ERBIL, Kurdistan Region of Iraq - Kurdistan Region Prime Minister Masrour Barzani on Sunday inaugurated the Umm al-Noor Syriac Orthodox Church in Erbil’s Christian-majority district of Ankawa.
The church, which was built by the Kurdistan Regional Government (KRG), is set on an area of approximately 5,000 square meters and will accommodate over 1,000 people.
“I am very pleased to participate in the opening of Umm al-Noor Church. I hope this church will become an important place of worship for our Christian brothers and sisters in Ankawa and will be a center for further development of brotherhood and friendship among different religions and the further development of coexistence in the Kurdistan Region,” Barzani said at the ceremony.

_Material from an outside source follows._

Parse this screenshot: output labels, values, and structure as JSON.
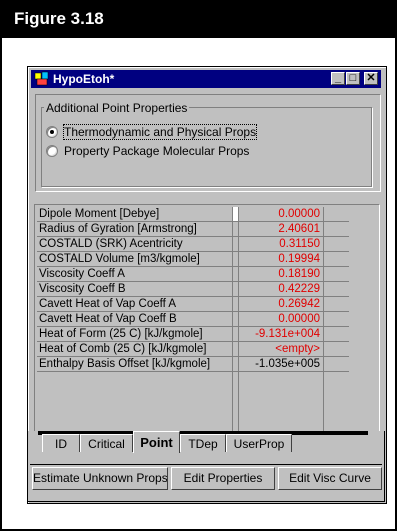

The church is designated for Syriac Orthodox refugees displaced to the Kurdistan Region, especially following the Islamic State’s (ISIS) brutal onslaught across their ancestral homeland in the Nineveh Plains in 2014.
“Some of them have remained in the Kurdistan Region until now due to the instability of their areas,” Barzani said about the refugees, adding that Erbil “will continue its efforts to end this imposed situation in the Nineveh Plains and create a calm and stable environment so that our brothers and sisters can return with dignity and willingly to their homes and churches.”
Various armed groups have been accused of occupying historically Assyrian, Chaldean, and Syriac Christian towns in the Nineveh Plains after ISIS was driven out of the area.
Chief among them is the Babylon Movement, an Iran-backed, nominally-Christian party and militia affiliated with Iraq’s Popular Mobilization Forces (PMF) and the Islamic Revolutionary Guard Corps (IRGC). The party and its leader, Rayan al-Kildani, have been repeatedly slammed for land grabs in Christian-majority towns in the Nineveh Plains, as well as in the capital Baghdad.
Its armed wing, the Babylon Brigades or the PMF’s 50th Brigade, is routinely accused of threatening Christian residents in Nineveh and Baghdad, particularly in the former, after ISIS was defeated in the area. A Washington Institute profile of the brigade in March 2023 described it as “a local Christian force but has been recruited largely from Shia Muslim communities in Baghdad’s Sadr City, al-Muthanna, and Dhi Qar.”
Khalid Jamal, head of Christian affairs at the KRG’s endowment and religious affairs ministry, told The New Region that construction of the Umm al-Noor church began in 2012 but was halted as a financial crisis gripped the Kurdistan Region.
According to Jamal, 151 churches, 76 shrines, and 10 Christian monasteries exist in the Kurdistan Region.